Et comme la petite approuvait :

— Mais je la croyais à Paris, dit Worms.

— Elle en est revenue, affirma la mère de l’enfant. La maison qui l’employait a, paraît-il, licencié une partie de son personnel.

Le médecin se sentit pâlir et il lui parut que ses doigts s’allongeaient et se raidissaient tant son saisissement était grand.

Il prit congé de ses clients et partit.

Dehors, il hésita, allait-il fuir, se terrer chez lui pour méditer à loisir ou au contraire chercherait-il à voir la jeune fille ? En obéissant à son impulsion, il redoutait de briser quelque chose par sa précipitation, par ailleurs, l’attente lui semblait impossible à endurer après ces mois d’amertume.
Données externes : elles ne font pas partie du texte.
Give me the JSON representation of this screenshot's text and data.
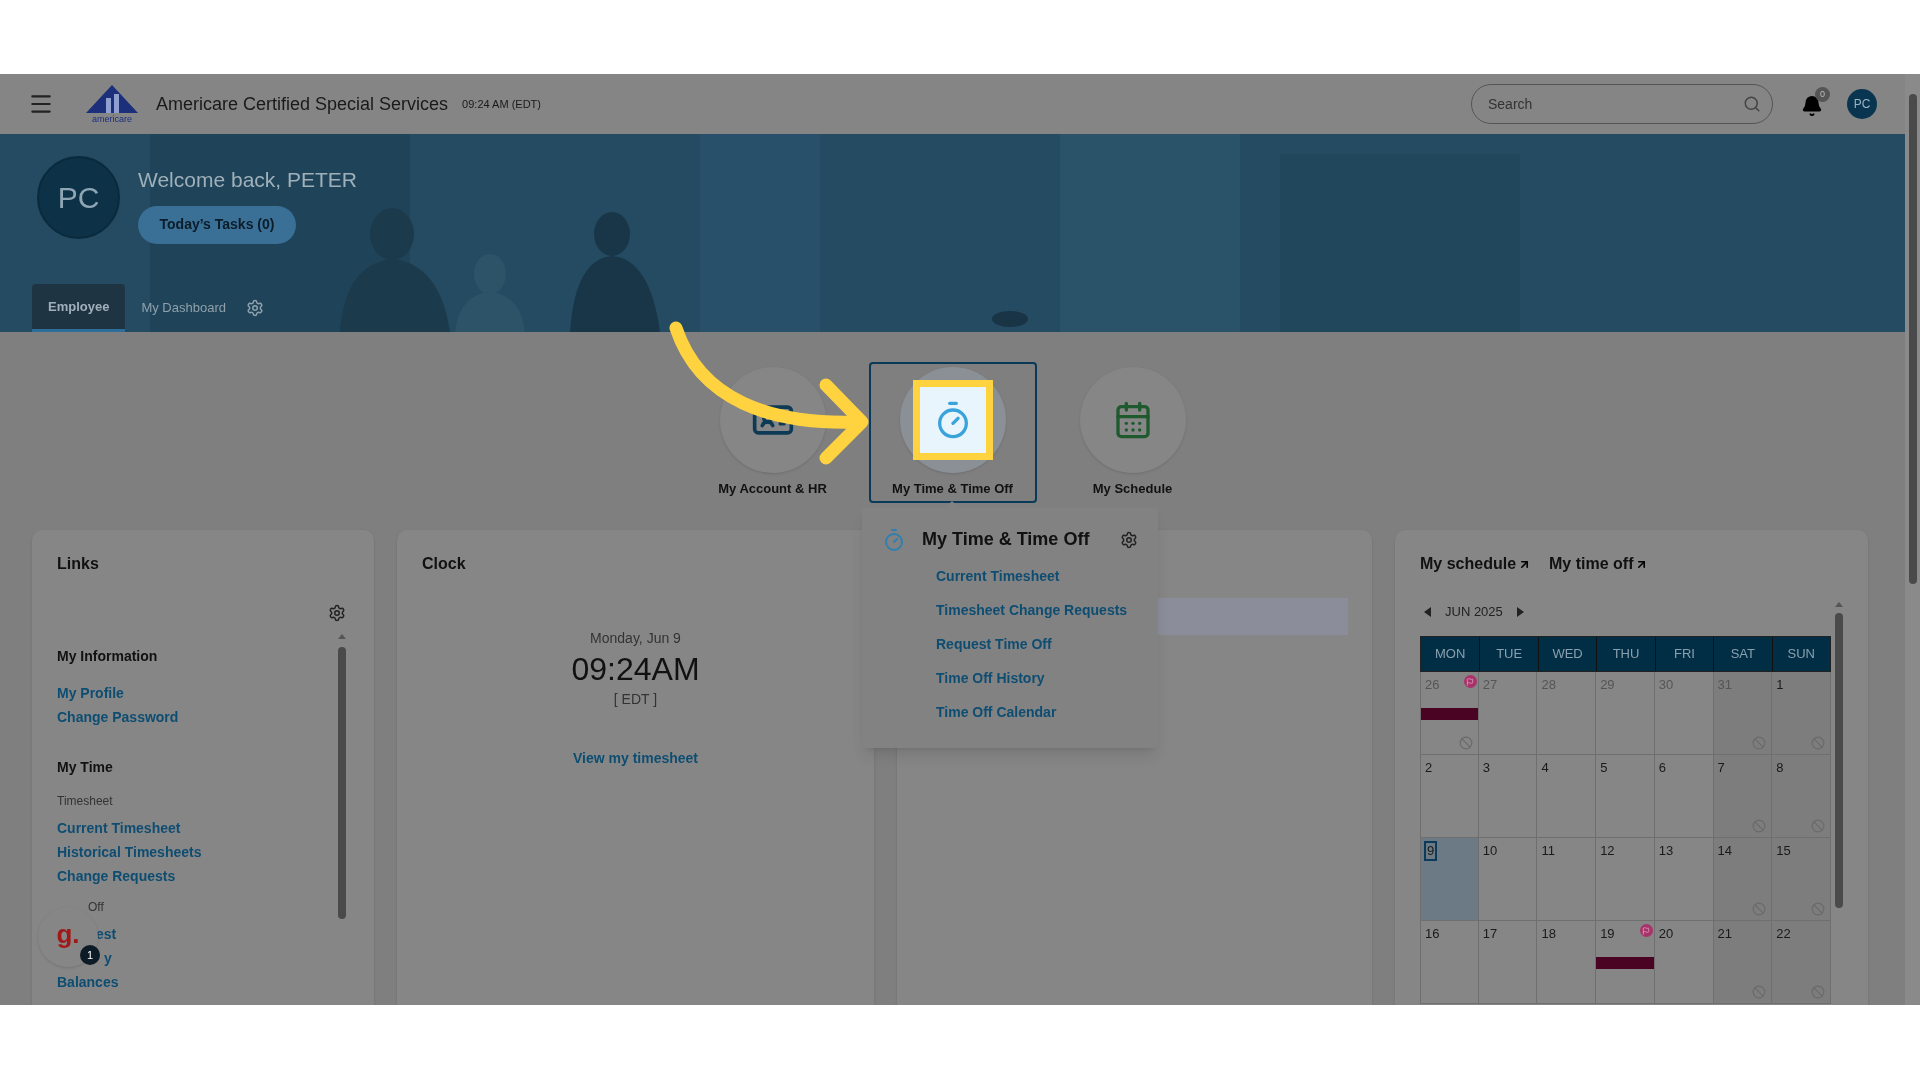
{
  "header": {
    "logo_text": "americare",
    "title": "Americare Certified Special Services",
    "time": "09:24 AM (EDT)",
    "search": {
      "placeholder": "Search"
    },
    "notifications": "0",
    "avatar": "PC"
  },
  "banner": {
    "avatar": "PC",
    "welcome": "Welcome back, PETER",
    "tasks_button": "Today’s Tasks (0)",
    "tabs": [
      {
        "label": "Employee",
        "selected": true
      },
      {
        "label": "My Dashboard",
        "selected": false
      }
    ]
  },
  "tiles": [
    {
      "label": "My Account & HR",
      "selected": false,
      "kind": "account"
    },
    {
      "label": "My Time & Time Off",
      "selected": true,
      "kind": "time"
    },
    {
      "label": "My Schedule",
      "selected": false,
      "kind": "schedule"
    }
  ],
  "popup": {
    "title": "My Time & Time Off",
    "links": [
      "Current Timesheet",
      "Timesheet Change Requests",
      "Request Time Off",
      "Time Off History",
      "Time Off Calendar"
    ]
  },
  "links_card": {
    "title": "Links",
    "sections": [
      {
        "heading": "My Information",
        "groups": [
          {
            "links": [
              "My Profile",
              "Change Password"
            ]
          }
        ]
      },
      {
        "heading": "My Time",
        "groups": [
          {
            "label": "Timesheet",
            "links": [
              "Current Timesheet",
              "Historical Timesheets",
              "Change Requests"
            ]
          },
          {
            "label": "Off",
            "links": [
              "est",
              "y",
              "Balances"
            ]
          }
        ]
      }
    ]
  },
  "clock_card": {
    "title": "Clock",
    "date": "Monday, Jun 9",
    "time": "09:24AM",
    "zone": "[ EDT ]",
    "link": "View my timesheet"
  },
  "schedule_card": {
    "links": [
      "My schedule",
      "My time off"
    ],
    "month": "JUN 2025",
    "weekdays": [
      "MON",
      "TUE",
      "WED",
      "THU",
      "FRI",
      "SAT",
      "SUN"
    ],
    "weeks": [
      [
        {
          "day": "26",
          "outside": true,
          "selected": false,
          "flag": true,
          "event": true,
          "blocked": true
        },
        {
          "day": "27",
          "outside": true,
          "selected": false,
          "flag": false,
          "event": false,
          "blocked": false
        },
        {
          "day": "28",
          "outside": true,
          "selected": false,
          "flag": false,
          "event": false,
          "blocked": false
        },
        {
          "day": "29",
          "outside": true,
          "selected": false,
          "flag": false,
          "event": false,
          "blocked": false
        },
        {
          "day": "30",
          "outside": true,
          "selected": false,
          "flag": false,
          "event": false,
          "blocked": false
        },
        {
          "day": "31",
          "outside": true,
          "selected": false,
          "flag": false,
          "event": false,
          "blocked": true
        },
        {
          "day": "1",
          "outside": false,
          "selected": false,
          "flag": false,
          "event": false,
          "blocked": true
        }
      ],
      [
        {
          "day": "2",
          "outside": false,
          "selected": false,
          "flag": false,
          "event": false,
          "blocked": false
        },
        {
          "day": "3",
          "outside": false,
          "selected": false,
          "flag": false,
          "event": false,
          "blocked": false
        },
        {
          "day": "4",
          "outside": false,
          "selected": false,
          "flag": false,
          "event": false,
          "blocked": false
        },
        {
          "day": "5",
          "outside": false,
          "selected": false,
          "flag": false,
          "event": false,
          "blocked": false
        },
        {
          "day": "6",
          "outside": false,
          "selected": false,
          "flag": false,
          "event": false,
          "blocked": false
        },
        {
          "day": "7",
          "outside": false,
          "selected": false,
          "flag": false,
          "event": false,
          "blocked": true
        },
        {
          "day": "8",
          "outside": false,
          "selected": false,
          "flag": false,
          "event": false,
          "blocked": true
        }
      ],
      [
        {
          "day": "9",
          "outside": false,
          "selected": true,
          "flag": false,
          "event": false,
          "blocked": false
        },
        {
          "day": "10",
          "outside": false,
          "selected": false,
          "flag": false,
          "event": false,
          "blocked": false
        },
        {
          "day": "11",
          "outside": false,
          "selected": false,
          "flag": false,
          "event": false,
          "blocked": false
        },
        {
          "day": "12",
          "outside": false,
          "selected": false,
          "flag": false,
          "event": false,
          "blocked": false
        },
        {
          "day": "13",
          "outside": false,
          "selected": false,
          "flag": false,
          "event": false,
          "blocked": false
        },
        {
          "day": "14",
          "outside": false,
          "selected": false,
          "flag": false,
          "event": false,
          "blocked": true
        },
        {
          "day": "15",
          "outside": false,
          "selected": false,
          "flag": false,
          "event": false,
          "blocked": true
        }
      ],
      [
        {
          "day": "16",
          "outside": false,
          "selected": false,
          "flag": false,
          "event": false,
          "blocked": false
        },
        {
          "day": "17",
          "outside": false,
          "selected": false,
          "flag": false,
          "event": false,
          "blocked": false
        },
        {
          "day": "18",
          "outside": false,
          "selected": false,
          "flag": false,
          "event": false,
          "blocked": false
        },
        {
          "day": "19",
          "outside": false,
          "selected": false,
          "flag": true,
          "event": true,
          "blocked": false
        },
        {
          "day": "20",
          "outside": false,
          "selected": false,
          "flag": false,
          "event": false,
          "blocked": false
        },
        {
          "day": "21",
          "outside": false,
          "selected": false,
          "flag": false,
          "event": false,
          "blocked": true
        },
        {
          "day": "22",
          "outside": false,
          "selected": false,
          "flag": false,
          "event": false,
          "blocked": true
        }
      ]
    ]
  },
  "chat_widget": {
    "logo": "g.",
    "badge": "1"
  }
}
— Non, non, se dit-il, tout de suite.

Auguste Rogissard lui ouvrit.

Worms vit que le bonhomme était ivre, il avait le regard trouble et sentait le vin.

— Vous êtes seul ? s’inquiéta le médecin.

— Oui, fit l’autre, Claire est sortie depuis ce matin, je ne sais où elle a mangé. Oh, elle se moque bien de son vieux père, je suis seul mon bon docteur, tout seul sans personne pour s’inquiéter de moi, mais entrez donc un brin et asseyez-vous.

Le docteur pénétra dans la cuisine où traînait de la vaisselle sale et qui sentait le conduit d’évier.

— Vous boirez bien un verre de vin ? proposa Rogissard, heureux de trouver un auditeur complaisant.

Selon son habitude, il lamenta sa condition, parla de l’intransigeance de ses chefs, de la dureté de son labeur, de la jalousie de ses camarades, de l’indifférence de sa fille. Il critiquait Claire d’être revenue, alors que Paris lui tendait mille occasions de travailler. Vraiment, elle avait un caractère difficile.

Peu importait à Ferdinand qu’on brossât un vilain tableau de son amour, l’essentiel était qu’on en parlât. Il se délectait du nom de Claire. Et il regardait l’employé de gare avec une tendresse filiale. Il le trouvait touchant, pitoyable et même pittoresque avec ses épais sourcils en bataille et ses yeux fondants pareils à ceux d’un barbet aveugle.